Background
Hugo Heavy is happy. After the breakdown of the Cargolifter project he can now expand business. But he needs a clever man who tells him whether there really is a way from the place his customer has build his giant steel crane to the place where it is needed on which all streets can carry the weight.

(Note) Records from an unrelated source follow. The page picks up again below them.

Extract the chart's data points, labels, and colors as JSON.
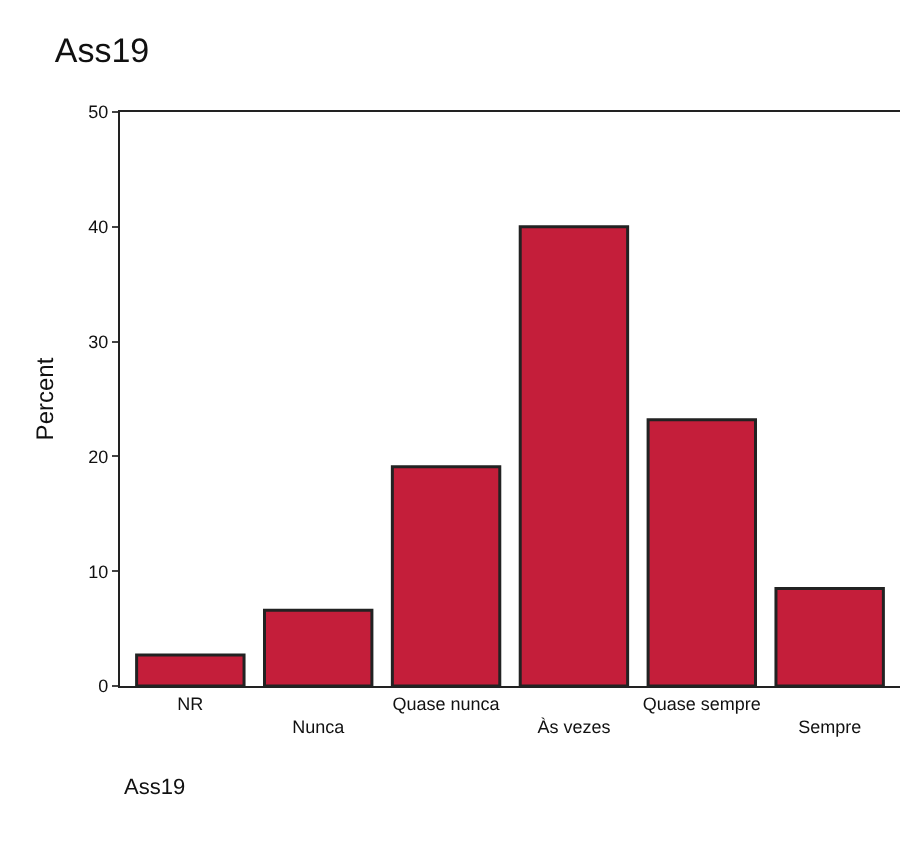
{
  "chart_data": {
    "type": "bar",
    "title": "Ass19",
    "xlabel": "Ass19",
    "ylabel": "Percent",
    "categories": [
      "NR",
      "Nunca",
      "Quase nunca",
      "Às vezes",
      "Quase sempre",
      "Sempre"
    ],
    "values": [
      2.7,
      6.6,
      19.1,
      40.0,
      23.2,
      8.5
    ],
    "color": "#c41e3a",
    "ylim": [
      0,
      50
    ],
    "yticks": [
      0,
      10,
      20,
      30,
      40,
      50
    ]
  }
}
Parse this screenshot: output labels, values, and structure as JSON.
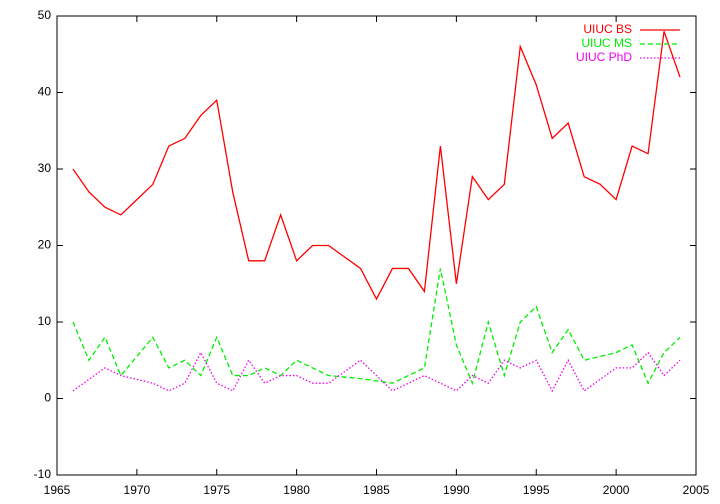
{
  "chart_data": {
    "type": "line",
    "x": [
      1966,
      1967,
      1968,
      1969,
      1970,
      1971,
      1972,
      1973,
      1974,
      1975,
      1976,
      1977,
      1978,
      1979,
      1980,
      1981,
      1982,
      1983,
      1984,
      1985,
      1986,
      1987,
      1988,
      1989,
      1990,
      1991,
      1992,
      1993,
      1994,
      1995,
      1996,
      1997,
      1998,
      1999,
      2000,
      2001,
      2002,
      2003,
      2004
    ],
    "series": [
      {
        "name": "UIUC BS",
        "color": "#ff0000",
        "dash": "solid",
        "values": [
          30,
          27,
          25,
          24,
          26,
          28,
          33,
          34,
          37,
          39,
          27,
          18,
          18,
          24,
          18,
          20,
          20,
          18.5,
          17,
          13,
          17,
          17,
          14,
          33,
          15,
          29,
          26,
          28,
          46,
          41,
          34,
          36,
          29,
          28,
          26,
          33,
          32,
          48,
          42
        ]
      },
      {
        "name": "UIUC MS",
        "color": "#00ee00",
        "dash": "dashed",
        "values": [
          10,
          5,
          8,
          3,
          5.5,
          8,
          4,
          5,
          3,
          8,
          3,
          3,
          4,
          3,
          5,
          4,
          3,
          2.8,
          2.6,
          2.3,
          2,
          3,
          4,
          17,
          7,
          2,
          10,
          3,
          10,
          12,
          6,
          9,
          5,
          5.5,
          6,
          7,
          2,
          6,
          8
        ]
      },
      {
        "name": "UIUC PhD",
        "color": "#ee00ee",
        "dash": "dotted",
        "values": [
          1,
          2.5,
          4,
          3,
          2.5,
          2,
          1,
          2,
          6,
          2,
          1,
          5,
          2,
          3,
          3,
          2,
          2,
          3.5,
          5,
          3,
          1,
          2,
          3,
          2,
          1,
          3,
          2,
          5,
          4,
          5,
          1,
          5,
          1,
          2.5,
          4,
          4,
          6,
          3,
          5
        ]
      }
    ],
    "xlim": [
      1965,
      2005
    ],
    "xticks": [
      1965,
      1970,
      1975,
      1980,
      1985,
      1990,
      1995,
      2000,
      2005
    ],
    "ylim": [
      -10,
      50
    ],
    "yticks": [
      -10,
      0,
      10,
      20,
      30,
      40,
      50
    ],
    "grid": false,
    "legend": "top-right"
  }
}
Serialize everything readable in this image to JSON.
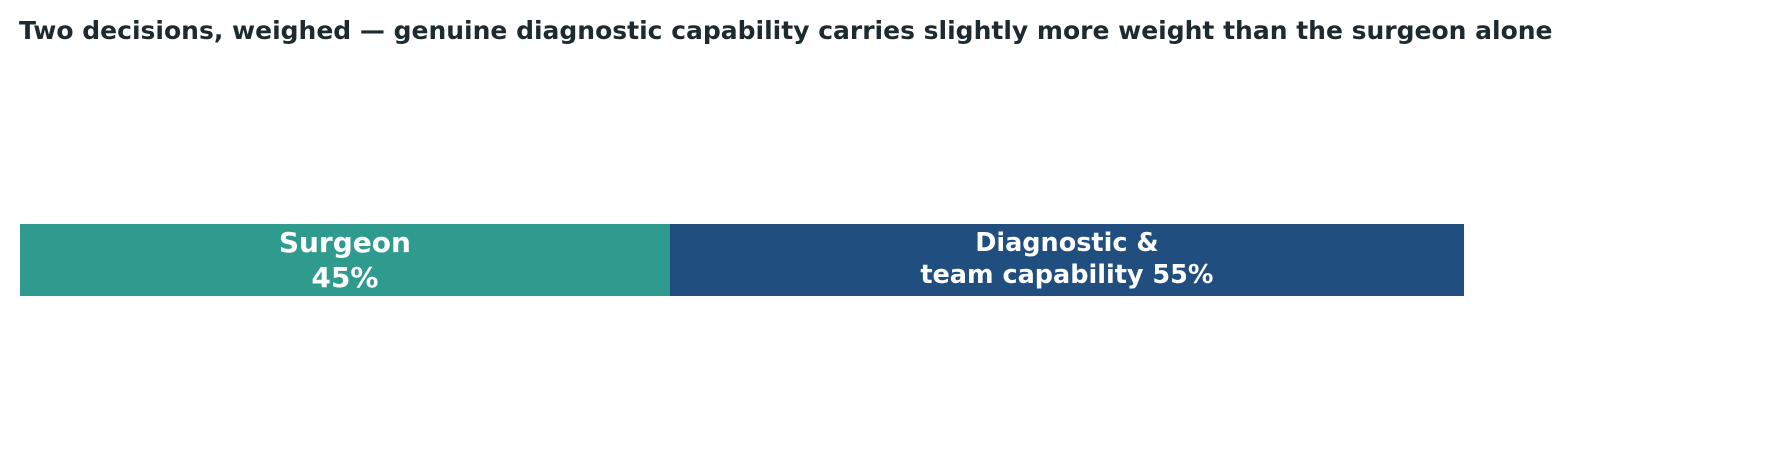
{
  "chart_data": {
    "type": "bar",
    "orientation": "horizontal",
    "stacked": true,
    "title": "Two decisions, weighed — genuine diagnostic capability carries slightly more weight than the surgeon alone",
    "series": [
      {
        "name": "Surgeon",
        "color": "#2e9b8e",
        "values": [
          45
        ],
        "value_labels": [
          "45%"
        ]
      },
      {
        "name": "Diagnostic &\nteam capability",
        "color": "#1f4e7f",
        "values": [
          55
        ],
        "value_labels": [
          "55%"
        ]
      }
    ]
  }
}
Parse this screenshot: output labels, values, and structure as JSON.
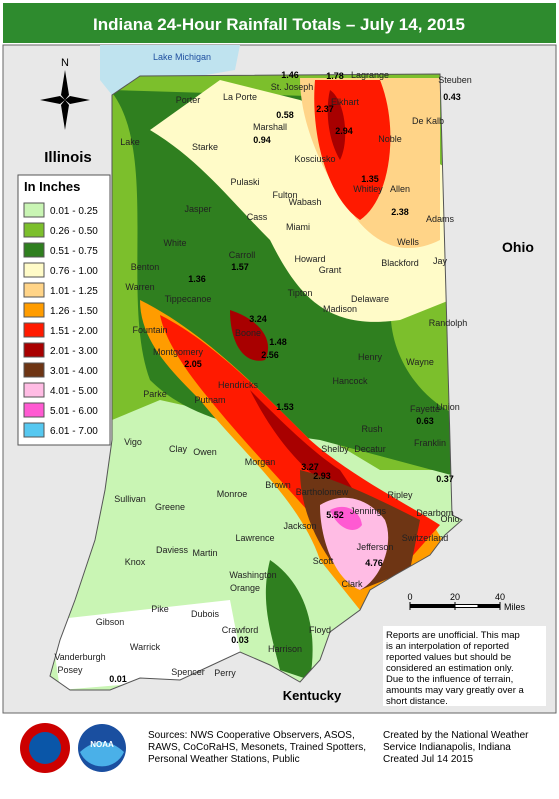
{
  "header": {
    "title": "Indiana 24-Hour Rainfall Totals – July 14, 2015"
  },
  "map": {
    "lake": "Lake Michigan",
    "states": [
      "Illinois",
      "Ohio",
      "Kentucky"
    ],
    "counties": [
      "Lake",
      "Porter",
      "La Porte",
      "St. Joseph",
      "Elkhart",
      "Lagrange",
      "Steuben",
      "Noble",
      "De Kalb",
      "Marshall",
      "Starke",
      "Kosciusko",
      "Whitley",
      "Allen",
      "Pulaski",
      "Fulton",
      "Jasper",
      "Cass",
      "Wabash",
      "Miami",
      "Carroll",
      "Benton",
      "White",
      "Warren",
      "Tippecanoe",
      "Howard",
      "Grant",
      "Blackford",
      "Jay",
      "Adams",
      "Wells",
      "Tipton",
      "Madison",
      "Delaware",
      "Randolph",
      "Fountain",
      "Montgomery",
      "Boone",
      "Henry",
      "Wayne",
      "Parke",
      "Putnam",
      "Hendricks",
      "Hancock",
      "Fayette",
      "Union",
      "Vigo",
      "Clay",
      "Owen",
      "Morgan",
      "Shelby",
      "Rush",
      "Decatur",
      "Franklin",
      "Brown",
      "Monroe",
      "Bartholomew",
      "Ripley",
      "Dearborn",
      "Ohio",
      "Sullivan",
      "Greene",
      "Lawrence",
      "Jackson",
      "Jennings",
      "Switzerland",
      "Jefferson",
      "Scott",
      "Knox",
      "Daviess",
      "Martin",
      "Washington",
      "Orange",
      "Clark",
      "Gibson",
      "Pike",
      "Dubois",
      "Crawford",
      "Floyd",
      "Harrison",
      "Warrick",
      "Vanderburgh",
      "Posey",
      "Spencer",
      "Perry"
    ],
    "values": [
      1.46,
      1.78,
      2.37,
      2.94,
      0.94,
      3.24,
      2.05,
      3.27,
      2.93,
      5.52,
      4.76,
      1.36,
      1.57,
      0.58,
      0.43,
      1.35,
      2.38,
      1.48,
      2.56,
      1.53,
      0.63,
      0.37,
      0.01,
      0.03
    ]
  },
  "legend": {
    "title": "In Inches",
    "items": [
      {
        "label": "0.01 - 0.25",
        "color": "#c9f5b4"
      },
      {
        "label": "0.26 - 0.50",
        "color": "#7cbf2c"
      },
      {
        "label": "0.51 - 0.75",
        "color": "#2f7f1f"
      },
      {
        "label": "0.76 - 1.00",
        "color": "#fffbc8"
      },
      {
        "label": "1.01 - 1.25",
        "color": "#ffd488"
      },
      {
        "label": "1.26 - 1.50",
        "color": "#ff9c00"
      },
      {
        "label": "1.51 - 2.00",
        "color": "#ff1a00"
      },
      {
        "label": "2.01 - 3.00",
        "color": "#a80000"
      },
      {
        "label": "3.01 - 4.00",
        "color": "#6e3514"
      },
      {
        "label": "4.01 - 5.00",
        "color": "#ffbce4"
      },
      {
        "label": "5.01 - 6.00",
        "color": "#ff5ad2"
      },
      {
        "label": "6.01 - 7.00",
        "color": "#56c8f0"
      }
    ]
  },
  "scale": {
    "ticks": [
      0,
      20,
      40
    ],
    "unit": "Miles"
  },
  "notes": [
    "Reports are unofficial. This map",
    "is an interpolation of reported",
    "reported values but should be",
    "considered an estimation only.",
    "Due to the influence of terrain,",
    "amounts may vary greatly over a",
    "short distance."
  ],
  "footer": {
    "sources": [
      "Sources: NWS Cooperative Observers, ASOS,",
      "RAWS, CoCoRaHS, Mesonets, Trained Spotters,",
      "Personal Weather Stations, Public"
    ],
    "credit": [
      "Created by the National Weather",
      "Service Indianapolis, Indiana",
      "Created Jul 14 2015"
    ],
    "logo": "NOAA"
  }
}
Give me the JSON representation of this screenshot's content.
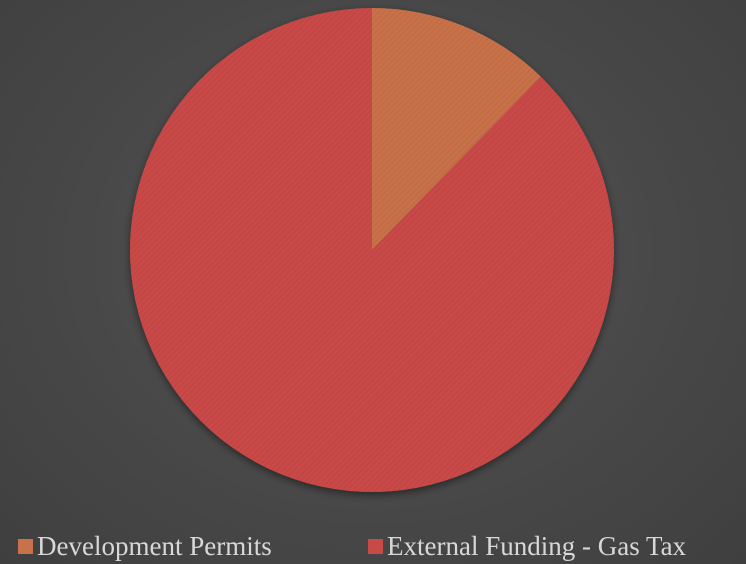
{
  "chart_data": {
    "type": "pie",
    "title": "",
    "categories": [
      "Development Permits",
      "External Funding - Gas Tax"
    ],
    "values": [
      12.3,
      87.7
    ],
    "colors": [
      "#c8714a",
      "#c84a46"
    ],
    "legend_position": "bottom",
    "start_angle": "12 o'clock",
    "direction": "clockwise"
  },
  "background_color": "#4a4a4a",
  "legend": {
    "items": [
      {
        "label": "Development Permits",
        "color": "#c8714a"
      },
      {
        "label": "External Funding - Gas Tax",
        "color": "#c84a46"
      }
    ]
  }
}
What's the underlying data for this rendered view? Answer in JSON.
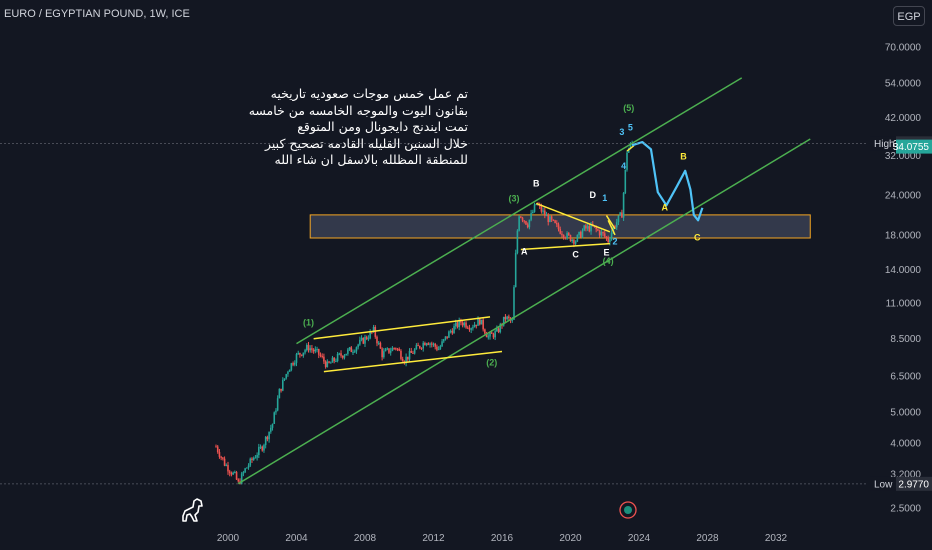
{
  "header": {
    "symbol_title": "EURO / EGYPTIAN POUND, 1W, ICE",
    "currency_button": "EGP"
  },
  "notes_ar": [
    "تم عمل خمس موجات صعوديه تاريخيه",
    "بقانون اليوت والموجه الخامسه من خامسه",
    "تمت ايندنج دايجونال ومن المتوقع",
    "خلال السنين القليله القادمه تصحيح كبير",
    "للمنطقة المظلله بالاسفل ان شاء الله"
  ],
  "colors": {
    "background": "#131722",
    "candle_up": "#26a69a",
    "candle_down": "#ef5350",
    "channel": "#4caf50",
    "flag": "#ffeb3b",
    "zone": "#f5a623",
    "projection": "#4fc3f7",
    "high_label": "#26a69a"
  },
  "chart_data": {
    "type": "candlestick",
    "title": "EURO / EGYPTIAN POUND, 1W, ICE",
    "x_axis": {
      "ticks": [
        "2000",
        "2004",
        "2008",
        "2012",
        "2016",
        "2020",
        "2024",
        "2028",
        "2032"
      ]
    },
    "y_axis": {
      "scale": "log",
      "ticks": [
        "70.0000",
        "54.0000",
        "42.0000",
        "32.0000",
        "24.0000",
        "18.0000",
        "14.0000",
        "11.0000",
        "8.5000",
        "6.5000",
        "5.0000",
        "4.0000",
        "3.2000",
        "2.5000"
      ]
    },
    "price_labels": [
      {
        "tag": "High",
        "value": "34.8836"
      },
      {
        "tag": "",
        "value": "34.0755"
      },
      {
        "tag": "Low",
        "value": "2.9770"
      }
    ],
    "series_path": [
      [
        1999.3,
        3.9
      ],
      [
        1999.8,
        3.45
      ],
      [
        2000.4,
        3.15
      ],
      [
        2000.6,
        2.98
      ],
      [
        2001.0,
        3.3
      ],
      [
        2001.5,
        3.6
      ],
      [
        2002.0,
        3.9
      ],
      [
        2002.6,
        4.6
      ],
      [
        2003.0,
        5.8
      ],
      [
        2003.5,
        6.8
      ],
      [
        2004.0,
        7.5
      ],
      [
        2004.7,
        8.0
      ],
      [
        2005.3,
        7.6
      ],
      [
        2005.8,
        7.0
      ],
      [
        2006.5,
        7.5
      ],
      [
        2007.3,
        7.9
      ],
      [
        2008.0,
        8.5
      ],
      [
        2008.5,
        9.0
      ],
      [
        2009.0,
        7.6
      ],
      [
        2009.8,
        8.0
      ],
      [
        2010.3,
        7.3
      ],
      [
        2011.0,
        7.9
      ],
      [
        2011.6,
        8.4
      ],
      [
        2012.3,
        7.9
      ],
      [
        2013.0,
        9.0
      ],
      [
        2013.6,
        9.6
      ],
      [
        2014.2,
        9.3
      ],
      [
        2014.7,
        9.7
      ],
      [
        2015.2,
        8.6
      ],
      [
        2015.7,
        8.9
      ],
      [
        2016.2,
        9.9
      ],
      [
        2016.6,
        9.6
      ],
      [
        2016.85,
        17.5
      ],
      [
        2017.0,
        21.0
      ],
      [
        2017.5,
        19.5
      ],
      [
        2018.0,
        22.5
      ],
      [
        2018.6,
        20.5
      ],
      [
        2019.3,
        18.8
      ],
      [
        2019.8,
        17.8
      ],
      [
        2020.3,
        17.3
      ],
      [
        2020.8,
        18.8
      ],
      [
        2021.3,
        19.0
      ],
      [
        2021.9,
        18.0
      ],
      [
        2022.2,
        17.3
      ],
      [
        2022.5,
        19.0
      ],
      [
        2023.0,
        21.0
      ],
      [
        2023.3,
        33.0
      ],
      [
        2023.6,
        34.88
      ]
    ],
    "channel_upper": [
      [
        2004.0,
        8.2
      ],
      [
        2030.0,
        56.0
      ]
    ],
    "channel_lower": [
      [
        2000.6,
        2.98
      ],
      [
        2034.0,
        36.0
      ]
    ],
    "zone": {
      "x": [
        2004.8,
        2034.0
      ],
      "y": [
        17.6,
        20.8
      ]
    },
    "wave_labels": [
      {
        "text": "(1)",
        "x": 2004.7,
        "y": 9.35
      },
      {
        "text": "(2)",
        "x": 2015.4,
        "y": 7.0
      },
      {
        "text": "(3)",
        "x": 2016.7,
        "y": 22.9
      },
      {
        "text": "(4)",
        "x": 2022.2,
        "y": 14.6
      },
      {
        "text": "(5)",
        "x": 2023.4,
        "y": 44.0
      },
      {
        "text": "A",
        "x": 2017.3,
        "y": 15.6
      },
      {
        "text": "B",
        "x": 2018.0,
        "y": 25.5
      },
      {
        "text": "C",
        "x": 2020.3,
        "y": 15.3
      },
      {
        "text": "D",
        "x": 2021.3,
        "y": 23.5
      },
      {
        "text": "E",
        "x": 2022.1,
        "y": 15.5
      },
      {
        "text": "1",
        "x": 2022.0,
        "y": 23.0
      },
      {
        "text": "2",
        "x": 2022.6,
        "y": 16.8
      },
      {
        "text": "3",
        "x": 2023.0,
        "y": 37.0
      },
      {
        "text": "4",
        "x": 2023.1,
        "y": 29.0
      },
      {
        "text": "5",
        "x": 2023.5,
        "y": 38.3
      },
      {
        "text": "A",
        "x": 2025.5,
        "y": 21.5
      },
      {
        "text": "B",
        "x": 2026.6,
        "y": 31.0
      },
      {
        "text": "C",
        "x": 2027.4,
        "y": 17.3
      }
    ]
  }
}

Fortunately he already has a plan of the city with all streets and bridges and all the allowed weights.Unfortunately he has no idea how to find the the maximum weight capacity in order to tell his customer how heavy the crane may become. But you surely know.
Problem
You are given the plan of the city, described by the streets (with weight limits) between the crossings, which are numbered from 1 to n. Your task is to find the maximum weight that can be transported from crossing 1 (Hugo’s place) to crossing n (the customer’s place). You may assume that there is at least one path. All streets can be travelled in both directions.
Input
The first line contains the number of scenarios (city plans). For each city the number n of street crossings (1 <= n <= 1000) and number m of streets are given on the first line. The following m lines contain triples of integers specifying start and end crossing of the street and the maximum allowed weight, which is positive and not larger than 1000000. There will be at most one street between each pair of crossings.
Output
The output for every scenario begins with a line containing “Scenario #i:”, where i is the number of the scenario starting at 1. Then print a single line containing the maximum allowed weight that Hugo can transport to the customer. Terminate the output for the scenario with a blank line.
Sample Input
1
3 3
1 2 3
1 3 4
2 3 5
Sample Output
Scenario #1:
4
。。。。其实没读懂题,还以为还是求1到达n的所有路径中最大边的最小值。。。。但不是,这道题是运送货物,是承重,应该是路径里的最小的承重,因为只有最小承重才能通过这条路径运过来,然后再找出最大值。。。。
一直wa,原来理解错题意了
接下来是用spfa变形处理
#include<iostream>
#include<cstdio>
#include<cstring>
#include<algorithm>
#include<cmath>
#include<map>
#include<queue>
using namespace std;
typedef long long LL;
const int inf = 0x3f3f3f3f;
const double eps = 1e-8;
const double PI = acos(-1);
#define pb push_back
#define mp make_pair
#define fi first
#define se second
const int N = 1005;
int dis[N];
bool vis[N];
int mk[N][N];
int t,n,m;
void spfa()
{
memset(vis,false,sizeof(vis));
memset(dis,0,sizeof(dis));
queue<int>que;
vis[1] = true;
dis[1] = inf;
que.push(1);
while(!que.empty())
{
int tmp = que.front();
que.pop();
vis[tmp] = false;
for(int i = 1;i <= n;++i){
//cout << tmp << " " << i << endl;
//cout << dis[tmp] << " " << mk[tmp][i] << " " << dis[i] << endl;
if(mk[tmp][i] != -1 && min(mk[tmp][i],dis[tmp]) > dis[i]){
dis[i] = min(mk[tmp][i],dis[tmp]);
if(!vis[i]){
vis[i] = true;
que.push(i);
}
}
}
}
}
int main()
{
int cnt = 0;
scanf("%d",&t);
while(t--)
{
scanf("%d %d",&n,&m);
cnt++;
memset(mk,-1,sizeof(mk));
for(int i = 1;i <= m;++i){
int a,b,c;
scanf("%d %d %d",&a,&b,&c);
if(mk[a][b] == -1 || c < mk[a][b]){
mk[a][b] = mk[b][a] = c;
}
}
spfa();
printf("Scenario #%d:\n",cnt);
printf("%d\n\n",dis[n]);
}
return 0;
}